The consumption of turkeys in the U.S. has escalated through the years. It’s no longer eaten primarily at Thanksgiving and Christmas, but throughout the year. The process of mass-producing turkeys for human consumption is as barbaric, if not more so, than the process of mass-producing chickens.
Here are some facts about turkeys
- In 2018, the average American ate 16 pounds of turkey.
- 46 million turkeys are eaten each Thanksgiving, 22 million on Christmas and 19 million turkeys on Easter.
- Since 1970, turkey production in the United States has increased nearly 110%.
- The average weight of a turkey purchased at Thanksgiving is 15 pounds.
–source : University of Illinois
Turkeys are kept in cramped, dark spaces to discourage the naturally aggressive behaviors that occur when an animal is kept confined without space to roam and feed freely. They’re overfed to the point where their legs can’t support the weight of the breast tissue. And this animal which normally has a 10-years life span is generally slaughtered at about 2 years of age.
Is it really healthy
Unhealthy and overcrowded conditions mean that disease among commercial turkeys is widespread, resulting in approximately 2.7 million turkeys dying in their sheds every year. Foot and leg deformities, heat stress and starvation caused by the inability of immature birds to find the feed and water troughs are commonplace. Ulcerated feet and hock burns are common – caused by continual contact with litter contaminated by urine and feces.
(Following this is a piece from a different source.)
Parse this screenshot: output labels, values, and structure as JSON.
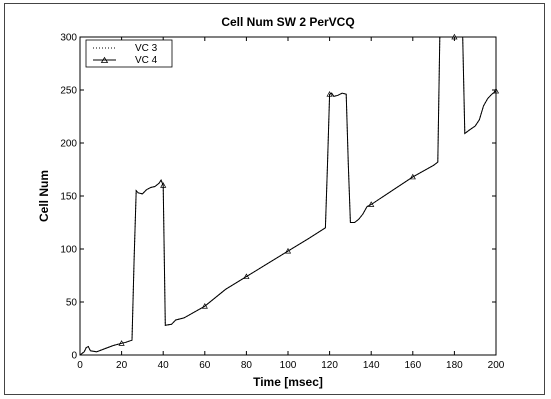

Can you really eat turkeys in the same way again
Can you really sit at dinner on your next holiday and look at a roasted turkey the same way? Turkeys come with the same recommendations for cleanliness and cooking that chickens do. You have to be sure they’re cooked to a specific temperature to ensure that any disease-causing bacteria are completely killed. You should clean up any counter space with bleach, again to kill all bacteria.
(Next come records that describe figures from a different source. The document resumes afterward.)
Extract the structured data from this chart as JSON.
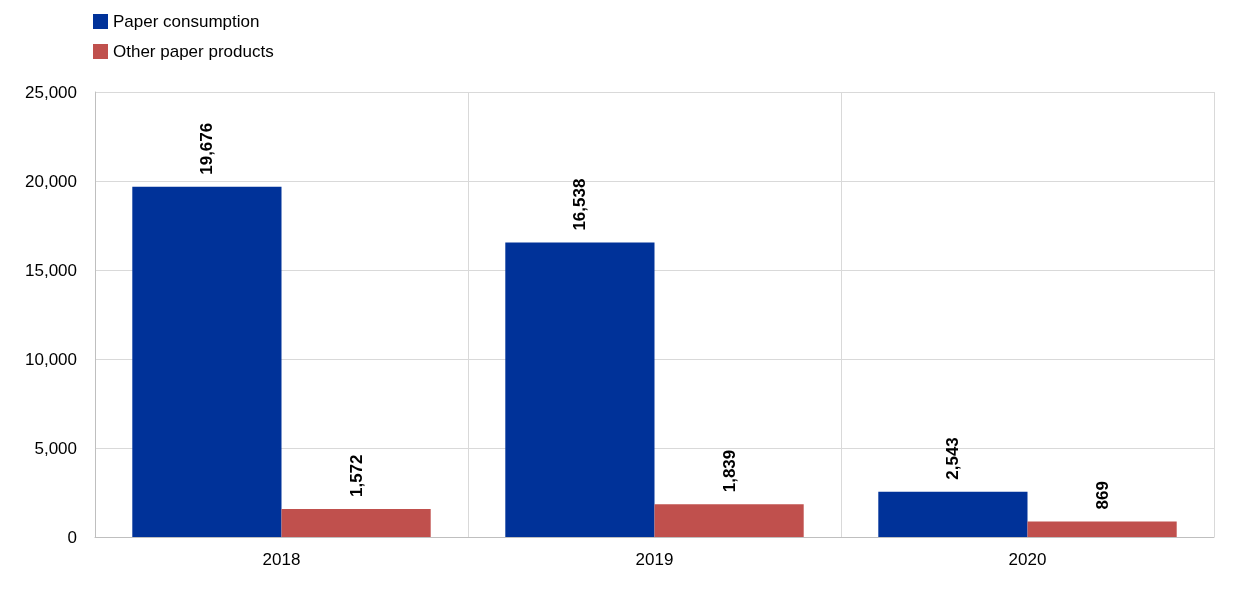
{
  "chart_data": {
    "type": "bar",
    "categories": [
      "2018",
      "2019",
      "2020"
    ],
    "series": [
      {
        "name": "Paper consumption",
        "color": "#003299",
        "values": [
          19676,
          16538,
          2543
        ],
        "value_labels": [
          "19,676",
          "16,538",
          "2,543"
        ]
      },
      {
        "name": "Other paper products",
        "color": "#c0504d",
        "values": [
          1572,
          1839,
          869
        ],
        "value_labels": [
          "1,572",
          "1,839",
          "869"
        ]
      }
    ],
    "ylim": [
      0,
      25000
    ],
    "yticks": [
      {
        "value": 0,
        "label": "0"
      },
      {
        "value": 5000,
        "label": "5,000"
      },
      {
        "value": 10000,
        "label": "10,000"
      },
      {
        "value": 15000,
        "label": "15,000"
      },
      {
        "value": 20000,
        "label": "20,000"
      },
      {
        "value": 25000,
        "label": "25,000"
      }
    ],
    "grid": true,
    "legend": "top left"
  }
}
It makes a compelling case for switching to a vegetarian diet, doesn’t it? Suddenly, the jokes about vegetarian dinners, with nut loaves and vegetables, instead of meat, seem to make more sense, not only from a health standpoint, but from a humane issue as well. Why do we persist in eating in such a way that makes us unhealthy and is inherently bad for us?
For you next holiday dinner, consider the possibilities of an all-vegetarian menu. So much of the dinner is vegetable-based to begin with; it’s a small change to replace turkey with a plant-based main course as well.